Another violinist, Karen Gomyo, then joined the DSO. It’s all too easy these days, if wearing an ‘authentic’ hat (although sizes vary), to rush through the Classical repertoire, metronome ticking away on the highest setting. What was immediately engaging here was a moderate tempo, bringing a swing and a smile to the first movement. Gomyo, accurate and smartly accompanied throughout, may not have the sweetest of sounds, at least in Mozart, but she proved generously expressive, as she did in the imploring Adagio, if not quite spacious enough for the full revealing of its pathos, certainly not in the passage where the soloist needs to get out of the way of the oboists, a few seconds that went for little. The finale though was a joy, elegance and increasing motivation off-set by the stamping ‘Turkish’ episode, fierily brought off.
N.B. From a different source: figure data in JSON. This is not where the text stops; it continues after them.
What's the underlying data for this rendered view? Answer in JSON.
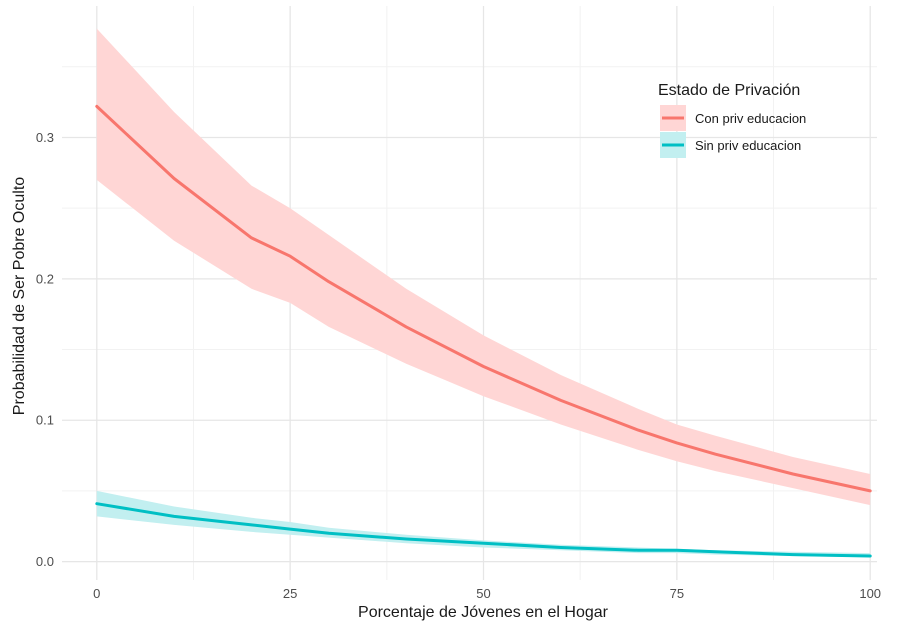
{
  "chart_data": {
    "type": "line",
    "xlabel": "Porcentaje de Jóvenes en el Hogar",
    "ylabel": "Probabilidad de Ser Pobre Oculto",
    "xlim": [
      -4.5,
      104.5
    ],
    "ylim": [
      -0.013,
      0.393
    ],
    "x_ticks": [
      0,
      25,
      50,
      75,
      100
    ],
    "x_tick_labels": [
      "0",
      "25",
      "50",
      "75",
      "100"
    ],
    "x_minor_ticks": [
      12.5,
      37.5,
      62.5,
      87.5
    ],
    "y_ticks": [
      0.0,
      0.1,
      0.2,
      0.3
    ],
    "y_tick_labels": [
      "0.0",
      "0.1",
      "0.2",
      "0.3"
    ],
    "y_minor_ticks": [
      0.05,
      0.15,
      0.25,
      0.35
    ],
    "grid": true,
    "legend": {
      "title": "Estado de Privación",
      "position": "top-right"
    },
    "x": [
      0,
      10,
      20,
      25,
      30,
      40,
      50,
      60,
      70,
      75,
      80,
      90,
      100
    ],
    "series": [
      {
        "name": "Con priv educacion",
        "color": "#F8766D",
        "fill": "#FFD6D5",
        "values": [
          0.322,
          0.271,
          0.229,
          0.216,
          0.198,
          0.166,
          0.138,
          0.114,
          0.093,
          0.084,
          0.076,
          0.062,
          0.05
        ],
        "lower": [
          0.27,
          0.227,
          0.193,
          0.183,
          0.166,
          0.14,
          0.117,
          0.097,
          0.079,
          0.071,
          0.064,
          0.052,
          0.04
        ],
        "upper": [
          0.377,
          0.318,
          0.266,
          0.25,
          0.231,
          0.193,
          0.16,
          0.132,
          0.108,
          0.097,
          0.089,
          0.074,
          0.062
        ]
      },
      {
        "name": "Sin priv educacion",
        "color": "#00BFC4",
        "fill": "#C2EFF0",
        "values": [
          0.041,
          0.032,
          0.026,
          0.023,
          0.02,
          0.016,
          0.013,
          0.01,
          0.008,
          0.008,
          0.007,
          0.005,
          0.004
        ],
        "lower": [
          0.032,
          0.026,
          0.021,
          0.019,
          0.017,
          0.013,
          0.01,
          0.008,
          0.006,
          0.006,
          0.005,
          0.004,
          0.003
        ],
        "upper": [
          0.05,
          0.039,
          0.031,
          0.028,
          0.024,
          0.019,
          0.015,
          0.012,
          0.01,
          0.009,
          0.008,
          0.007,
          0.006
        ]
      }
    ]
  }
}
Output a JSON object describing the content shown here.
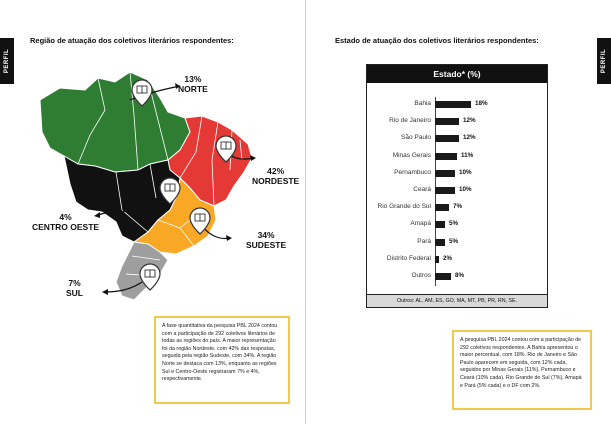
{
  "tab_label": "PERFIL",
  "left_page": {
    "title": "Região de atuação dos coletivos literários respondentes:",
    "regions": [
      {
        "id": "norte",
        "percent": "13%",
        "name": "NORTE",
        "color": "#2e7d32"
      },
      {
        "id": "nordeste",
        "percent": "42%",
        "name": "NORDESTE",
        "color": "#e53935"
      },
      {
        "id": "centro_oeste",
        "percent": "4%",
        "name": "CENTRO OESTE",
        "color": "#111111"
      },
      {
        "id": "sudeste",
        "percent": "34%",
        "name": "SUDESTE",
        "color": "#f9a825"
      },
      {
        "id": "sul",
        "percent": "7%",
        "name": "SUL",
        "color": "#9e9e9e"
      }
    ],
    "description": "A fase quantitativa da pesquisa PBL 2024 contou com a participação de 292 coletivos literários de todas as regiões do país. A maior representação foi da região Nordeste, com 42% das respostas, seguida pela região Sudeste, com 34%. A região Norte se destaca com 13%, enquanto as regiões Sul e Centro-Oeste registraram 7% e 4%, respectivamente."
  },
  "right_page": {
    "title": "Estado de atuação dos coletivos literários respondentes:",
    "description": "A pesquisa PBL 2024 contou com a participação de 292 coletivos respondentes. A Bahia apresentou o maior percentual, com 18%. Rio de Janeiro e São Paulo aparecem em seguida, com 12% cada, seguidos por Minas Gerais (11%), Pernambuco e Ceará (10% cada). Rio Grande do Sul (7%), Amapá e Pará (5% cada) e o DF com 2%."
  },
  "chart_data": {
    "type": "bar",
    "orientation": "horizontal",
    "title": "Estado* (%)",
    "categories": [
      "Bahia",
      "Rio de Janeiro",
      "São Paulo",
      "Minas Gerais",
      "Pernambuco",
      "Ceará",
      "Rio Grande do Sul",
      "Amapá",
      "Pará",
      "Distrito Federal",
      "Outros"
    ],
    "values": [
      18,
      12,
      12,
      11,
      10,
      10,
      7,
      5,
      5,
      2,
      8
    ],
    "value_labels": [
      "18%",
      "12%",
      "12%",
      "11%",
      "10%",
      "10%",
      "7%",
      "5%",
      "5%",
      "2%",
      "8%"
    ],
    "footnote": "Outros: AL, AM, ES, GO, MA, MT, PB, PR, RN, SE.",
    "xlim": [
      0,
      20
    ],
    "grid": false,
    "bar_color": "#1a1a1a"
  }
}
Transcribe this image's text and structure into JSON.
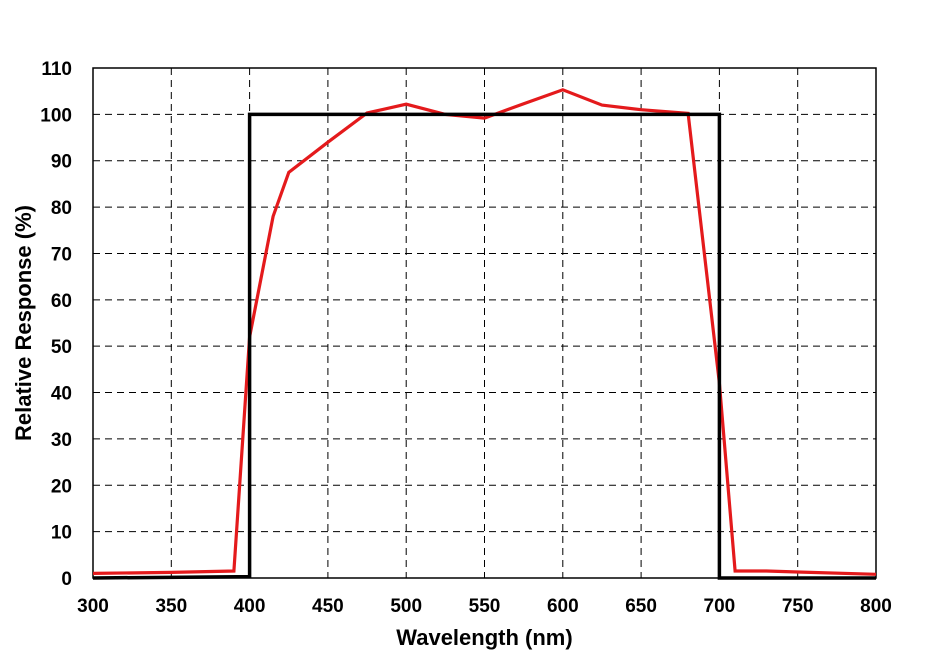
{
  "chart_data": {
    "type": "line",
    "title": "",
    "xlabel": "Wavelength (nm)",
    "ylabel": "Relative Response (%)",
    "xlim": [
      300,
      800
    ],
    "ylim": [
      0,
      110
    ],
    "xticks": [
      300,
      350,
      400,
      450,
      500,
      550,
      600,
      650,
      700,
      750,
      800
    ],
    "yticks": [
      0,
      10,
      20,
      30,
      40,
      50,
      60,
      70,
      80,
      90,
      100,
      110
    ],
    "grid": true,
    "legend": "none",
    "series": [
      {
        "color": "#e41a1c",
        "x": [
          300,
          350,
          390,
          400,
          415,
          425,
          450,
          475,
          500,
          525,
          550,
          575,
          600,
          625,
          650,
          680,
          700,
          710,
          730,
          750,
          800
        ],
        "y": [
          1,
          1.2,
          1.5,
          52,
          78,
          87.5,
          94,
          100.3,
          102.2,
          100,
          99.2,
          102.3,
          105.3,
          102,
          101,
          100.2,
          42,
          1.5,
          1.5,
          1.3,
          0.8
        ]
      },
      {
        "color": "#000000",
        "x": [
          300,
          400,
          400,
          700,
          700,
          800
        ],
        "y": [
          0,
          0.3,
          100,
          100,
          0,
          0
        ]
      }
    ]
  }
}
The concert’s second half found Webern and Schumann juxtaposed, perhaps formality being the link, for the former’s Passacaglia is rigorous if wide-ranging and the latter’s Fourth Symphony tightly organised if with plenty of opportunities to be romantically flexible.
Passacaglia (for a large orchestra) is the first work that Anton Webern thought worthy of publication, with thirty opuses to follow. Mâcelaru was way out (misleading) to suggest that this corpus of work takes “sixty minutes” to perform as a totality – rather longer if still relatively concisely (and this doesn’t include something like the pre-Passacaglia Im Sommerwind, Webern’s longest continuous piece). Nevertheless Mâcelaru conducted this composer’s Opus 1 (a world within itself) with firm intentions, capturing well its dramas and beauties, and focussing its considered scoring; he lingered awhile too (effectively) and the DSO responded confidently to the many exposed passages. He suggested a nine-minute performance; it took eleven.
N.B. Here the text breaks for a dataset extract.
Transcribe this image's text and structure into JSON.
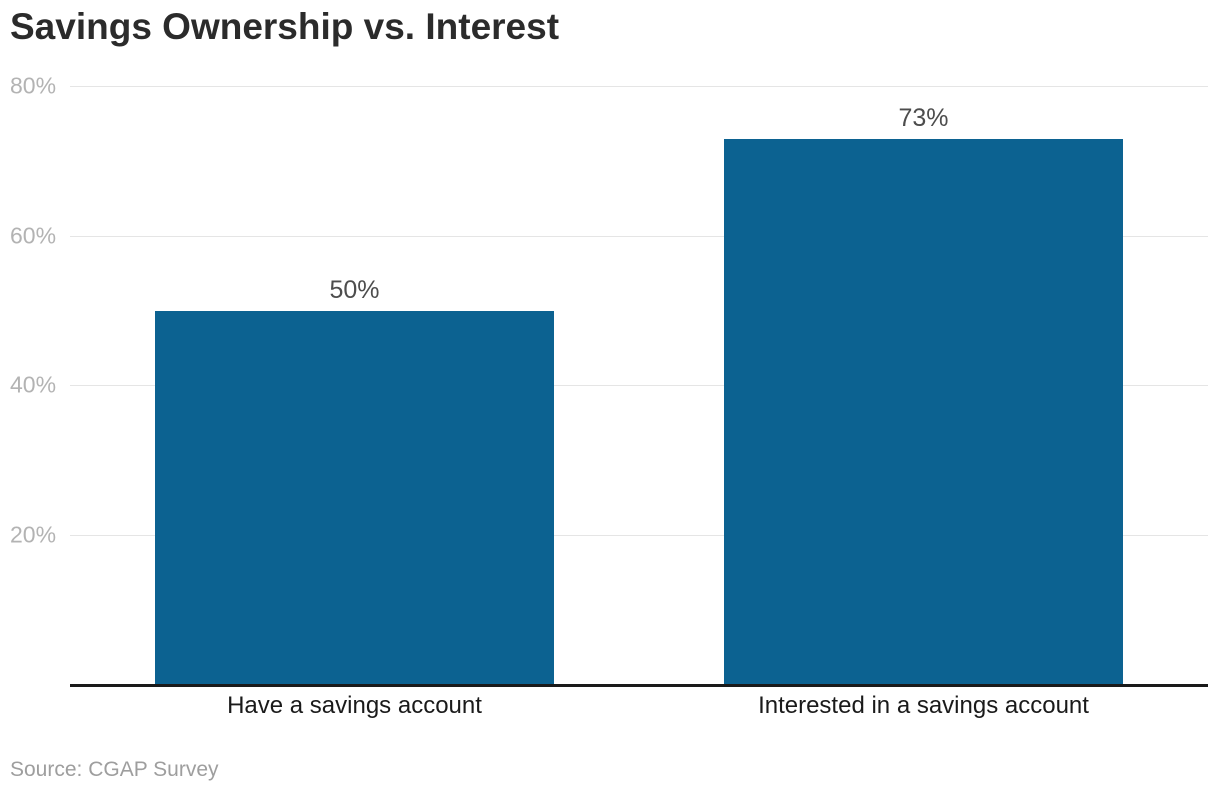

The Schumann, as revised (the original is quite quirky, if endearing), was given a generous outing, one that also paraded a light touch (beneficial to the instrumentation) and many communicative turns of phrase. This was a sinewy account with much attention to rhythm and detail. Probably because he was keen to keep the work as interlinked as possible, there were some moments that were a little stolid, such as the coda to the first movement, although the Scherzo was exhilarating, yet the Trio (twice) went sleepy and became increasingly dragging. Overall, though, it was good to hear such a sympathetic and well-prepared account of this great and inimitable music that is oft-recorded but less allowed for in the concert hall.